The stinging on his hand distracted him temporarily. He could make it go away, make the annoyance and the pain stop. It was a simple gesture, a flick of his wrist that had been ingrained so well into the back of his skull. But he did not. He flexed his hand, grimaced, and continued writing.

It wasn't masochism. It was nothing so trivial as that. It simply didn't fit into the geometric plan he had laid out. It didn't coincide with the hard work he had done to keep his life together. The simple memory of those simple words he had learned so long ago could destroy him.

He blinked, and the pain disappeared.

The man, the porcelain man who spent his life lost in the details of defense and who had lived in the mazes that were behind his eyes, blended with the black writing on the parchment. They were one and the same, scribbled onto a background of pure white, where all their faults and inadequacies would be on display for the entire world to see.

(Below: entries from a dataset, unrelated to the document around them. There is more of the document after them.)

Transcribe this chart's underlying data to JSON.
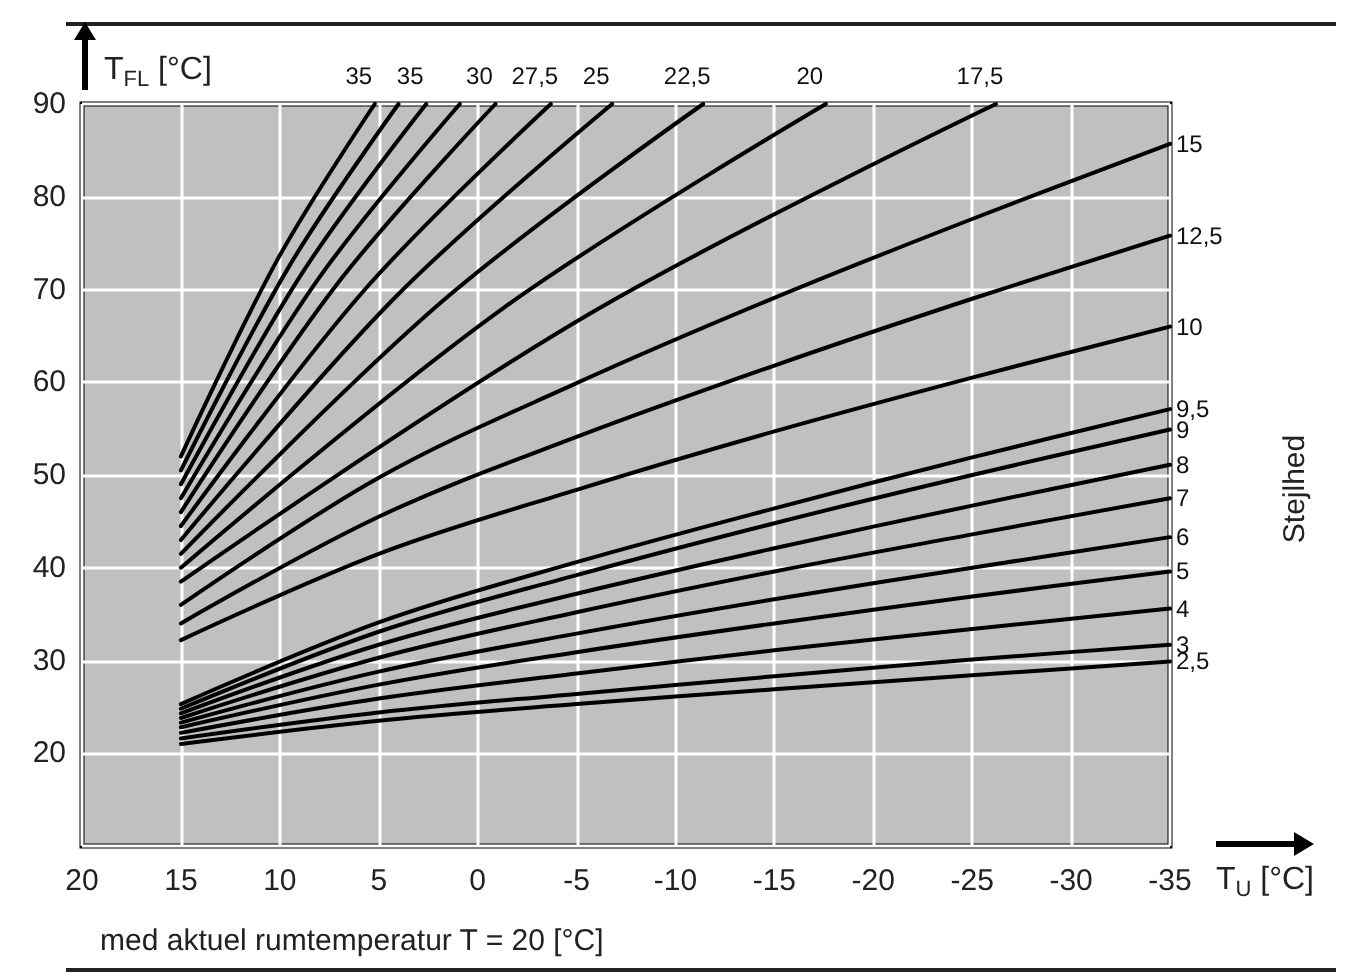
{
  "chart_data": {
    "type": "line",
    "xlabel": "T$_{U}$ [°C]",
    "ylabel": "T$_{FL}$ [°C]",
    "y2label": "Stejlhed",
    "annotations": [
      "med aktuel rumtemperatur T = 20 [°C]"
    ],
    "xlim": [
      20,
      -35
    ],
    "xticks": [
      20,
      15,
      10,
      5,
      0,
      -5,
      -10,
      -15,
      -20,
      -25,
      -30,
      -35
    ],
    "ylim": [
      10,
      90
    ],
    "yticks": [
      20,
      30,
      40,
      50,
      60,
      70,
      80,
      90
    ],
    "grid": true,
    "legend": false,
    "marker": "none",
    "line_style": "solid",
    "series": [
      {
        "name": "35",
        "color": "#000000",
        "x": [
          15,
          10.1,
          5.2
        ],
        "values": [
          52,
          73.3,
          90
        ]
      },
      {
        "color": "#000000",
        "x": [
          15,
          9.5,
          4.0
        ],
        "values": [
          50.5,
          72.6,
          90
        ]
      },
      {
        "name": "35",
        "color": "#000000",
        "x": [
          15,
          8.8,
          2.6
        ],
        "values": [
          49,
          72,
          90
        ]
      },
      {
        "color": "#000000",
        "x": [
          15,
          8.0,
          0.9
        ],
        "values": [
          47.5,
          71.3,
          90
        ]
      },
      {
        "name": "30",
        "color": "#000000",
        "x": [
          15,
          7.1,
          -0.9
        ],
        "values": [
          46,
          70.6,
          90
        ]
      },
      {
        "name": "27,5",
        "color": "#000000",
        "x": [
          15,
          5.7,
          -3.7
        ],
        "values": [
          44.5,
          70,
          90
        ]
      },
      {
        "name": "25",
        "color": "#000000",
        "x": [
          15,
          4.1,
          -6.8
        ],
        "values": [
          43,
          69.3,
          90
        ]
      },
      {
        "name": "22,5",
        "color": "#000000",
        "x": [
          15,
          1.8,
          -11.4
        ],
        "values": [
          41.5,
          68.7,
          90
        ]
      },
      {
        "name": "20",
        "color": "#000000",
        "x": [
          15,
          -1.3,
          -17.6
        ],
        "values": [
          40,
          68,
          90
        ]
      },
      {
        "name": "17,5",
        "color": "#000000",
        "x": [
          15,
          -5.6,
          -26.2
        ],
        "values": [
          38.5,
          67.3,
          90
        ]
      },
      {
        "name": "15",
        "color": "#000000",
        "x": [
          15,
          5,
          -5,
          -15,
          -25,
          -35
        ],
        "values": [
          36,
          49.7,
          59.9,
          69.1,
          77.6,
          85.7
        ]
      },
      {
        "name": "12,5",
        "color": "#000000",
        "x": [
          15,
          5,
          -5,
          -15,
          -25,
          -35
        ],
        "values": [
          34,
          45.5,
          54.1,
          61.8,
          69.0,
          75.8
        ]
      },
      {
        "name": "10",
        "color": "#000000",
        "x": [
          15,
          5,
          -5,
          -15,
          -25,
          -35
        ],
        "values": [
          32.2,
          41.5,
          48.4,
          54.7,
          60.5,
          66
        ]
      },
      {
        "name": "9,5",
        "color": "#000000",
        "x": [
          15,
          5,
          -5,
          -15,
          -25,
          -35
        ],
        "values": [
          25.3,
          34.1,
          40.6,
          46.4,
          51.9,
          57.1
        ]
      },
      {
        "name": "9",
        "color": "#000000",
        "x": [
          15,
          5,
          -5,
          -15,
          -25,
          -35
        ],
        "values": [
          24.8,
          33.1,
          39.2,
          44.8,
          50.0,
          54.9
        ]
      },
      {
        "name": "8",
        "color": "#000000",
        "x": [
          15,
          5,
          -5,
          -15,
          -25,
          -35
        ],
        "values": [
          24.3,
          31.7,
          37.2,
          42.1,
          46.7,
          51.1
        ]
      },
      {
        "name": "7",
        "color": "#000000",
        "x": [
          15,
          5,
          -5,
          -15,
          -25,
          -35
        ],
        "values": [
          23.8,
          30.3,
          35.2,
          39.6,
          43.6,
          47.5
        ]
      },
      {
        "name": "6",
        "color": "#000000",
        "x": [
          15,
          5,
          -5,
          -15,
          -25,
          -35
        ],
        "values": [
          23.3,
          28.8,
          32.9,
          36.6,
          40.0,
          43.3
        ]
      },
      {
        "name": "5",
        "color": "#000000",
        "x": [
          15,
          5,
          -5,
          -15,
          -25,
          -35
        ],
        "values": [
          22.8,
          27.4,
          30.9,
          34.0,
          36.9,
          39.6
        ]
      },
      {
        "name": "4",
        "color": "#000000",
        "x": [
          15,
          5,
          -5,
          -15,
          -25,
          -35
        ],
        "values": [
          22.2,
          25.9,
          28.6,
          31.1,
          33.4,
          35.6
        ]
      },
      {
        "name": "3",
        "color": "#000000",
        "x": [
          15,
          5,
          -5,
          -15,
          -25,
          -35
        ],
        "values": [
          21.6,
          24.4,
          26.4,
          28.3,
          30.1,
          31.7
        ]
      },
      {
        "name": "2,5",
        "color": "#000000",
        "x": [
          15,
          5,
          -5,
          -15,
          -25,
          -35
        ],
        "values": [
          21.0,
          23.5,
          25.3,
          26.9,
          28.4,
          29.9
        ]
      }
    ]
  }
}
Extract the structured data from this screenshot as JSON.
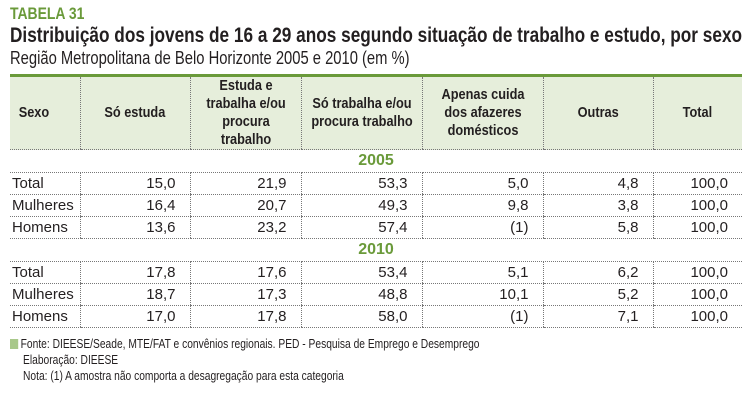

Severus Snape, alone in his dungeons with his own failures, heaved a sigh. Despite all his mathematical plans, the pattern he had so carefully laid out to get him through his life, he wished for one thing. In the part of him that still wished, he begged for the entire world to blink, and for he to get lost in the jungle of their memories. To be forgotten behind their closed eyes.

The blood seeped out of his thin cloth and left a small, perfect, beautiful red speck on the paper. Severus Snape wrote on.